Wade Salem is a drifty, drug-dealing, storytelling, sometime musician. He’s fascinating, if you can experience him from a distance. He’s not the man you’d want as your father-figure, which is the case for the unnamed narrator in Dylan Hicks’ novel Boarded Windows.
Our poor unnamed narrator is slogging through life. He’s got a job as an assistant manager at a near-by corporate music chain. He’s got a live-in girlfriend, Wanda, he seems to dig. Things ain’t too shabby. They ain’t so good either. Then Wade Salem lands back in his life on a few months before Narrator’s twenty-first birthday. Narrator hasn’t seen Wade since his childhood in North Dakota where Wade up and left on Bolling Greene’s tour bus one night and never returned.
It seems Wade needs a place to crash before he jets off to be a radio DJ in Berlin. The one in Germany. The one far, far away from Minneapolis.

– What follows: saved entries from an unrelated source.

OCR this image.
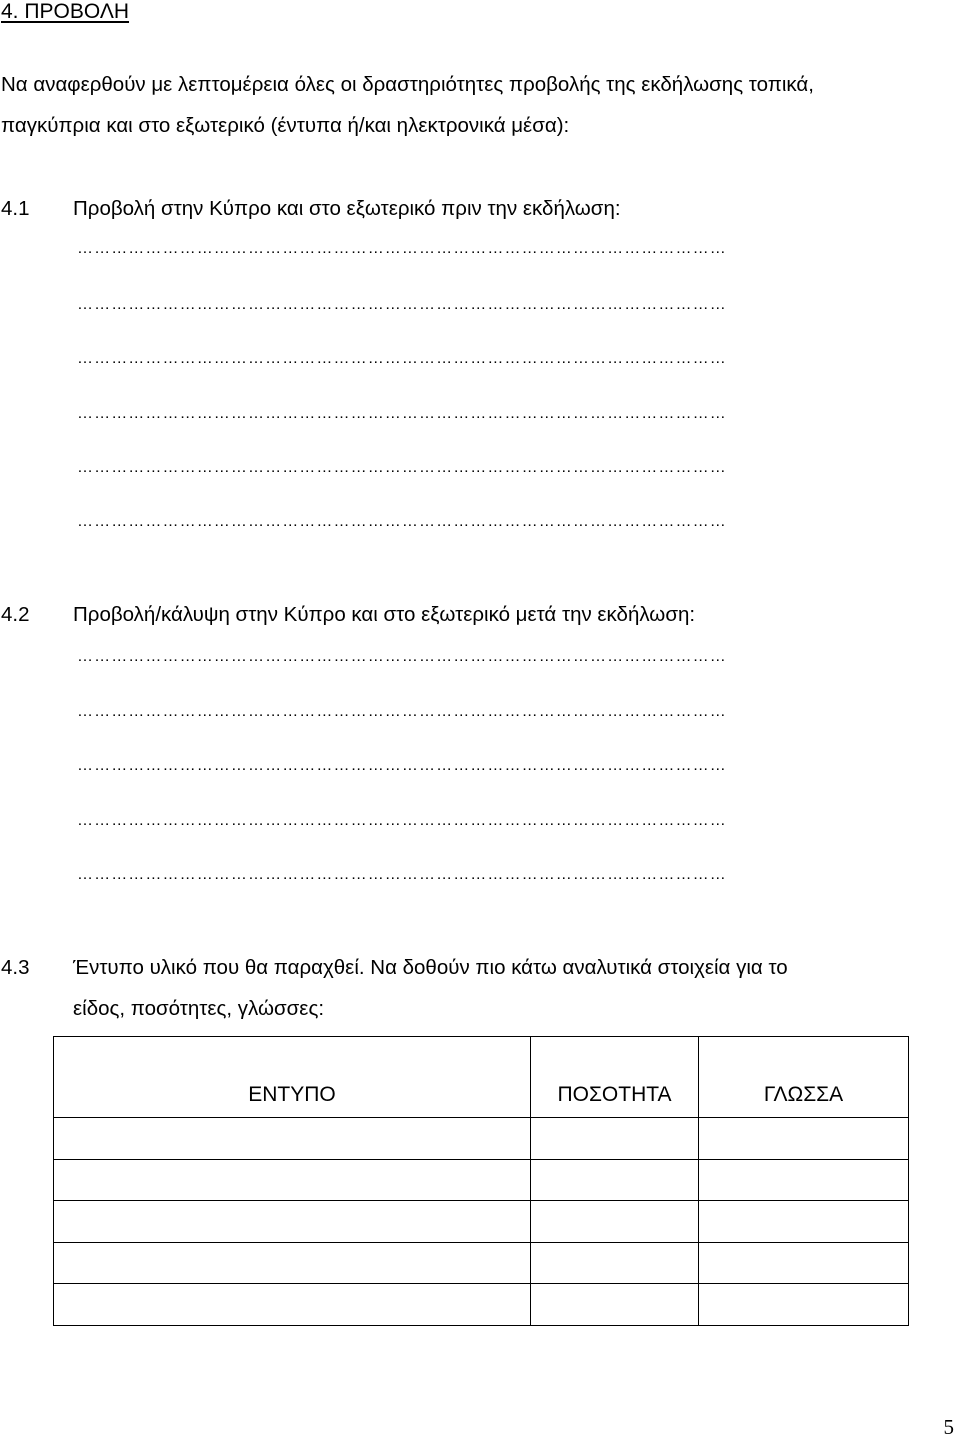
4. ΠΡΟΒΟΛΗ
Να αναφερθούν με λεπτομέρεια όλες οι δραστηριότητες προβολής της εκδήλωσης τοπικά,
παγκύπρια και στο εξωτερικό (έντυπα ή/και ηλεκτρονικά μέσα):
4.1 Προβολή στην Κύπρο και στο εξωτερικό πριν την εκδήλωση:
……………………………………………………………………………………………………
……………………………………………………………………………………………………
……………………………………………………………………………………………………
……………………………………………………………………………………………………
……………………………………………………………………………………………………
……………………………………………………………………………………………………
4.2 Προβολή/κάλυψη στην Κύπρο και στο εξωτερικό μετά την εκδήλωση:
……………………………………………………………………………………………………
……………………………………………………………………………………………………
……………………………………………………………………………………………………
……………………………………………………………………………………………………
……………………………………………………………………………………………………
4.3 Έντυπο υλικό που θα παραχθεί. Να δοθούν πιο κάτω αναλυτικά στοιχεία για το
είδος, ποσότητες, γλώσσες:
ΕΝΤΥΠΟ	ΠΟΣΟΤΗΤΑ	ΓΛΩΣΣΑ

5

Narrator, Wade, and Wanda spend a few odd months together in the tiny Twin Cities apartment, listening to records, smoking weed, and talking about everything from porn to philosophy. And talking. And talking. And talking.
Wade and Narrator have a strange, passive-agressive relationship. They’re both smarty-pants knowitalls who are always trying to one up each other. A lot of the stuff they know was lost on this reader. Perhaps, I’m just not smart enough, but a lot of the references to writers and artists and thinkers were lost on me. I actually had no idea if some of the things Wade and Narrator talk about were real or stuff the author made up.
This is not a novel for people who like things to happen in their books. This is one of those thinky, introspective novels where very little happens physically but a crapton happens emotionally. It’s heavy and thick with nuance, one of those 250-page books that feel like 500 pages. In the hands of a lesser writer I’d have bailed early and without regret. These characters are in sore need of something to do, which I guess is part of the point, but still. Thankfully Hicks is an excellent writer and in Wade Salem he’s crafted a character that you kind of adore even though you know you shouldn’t.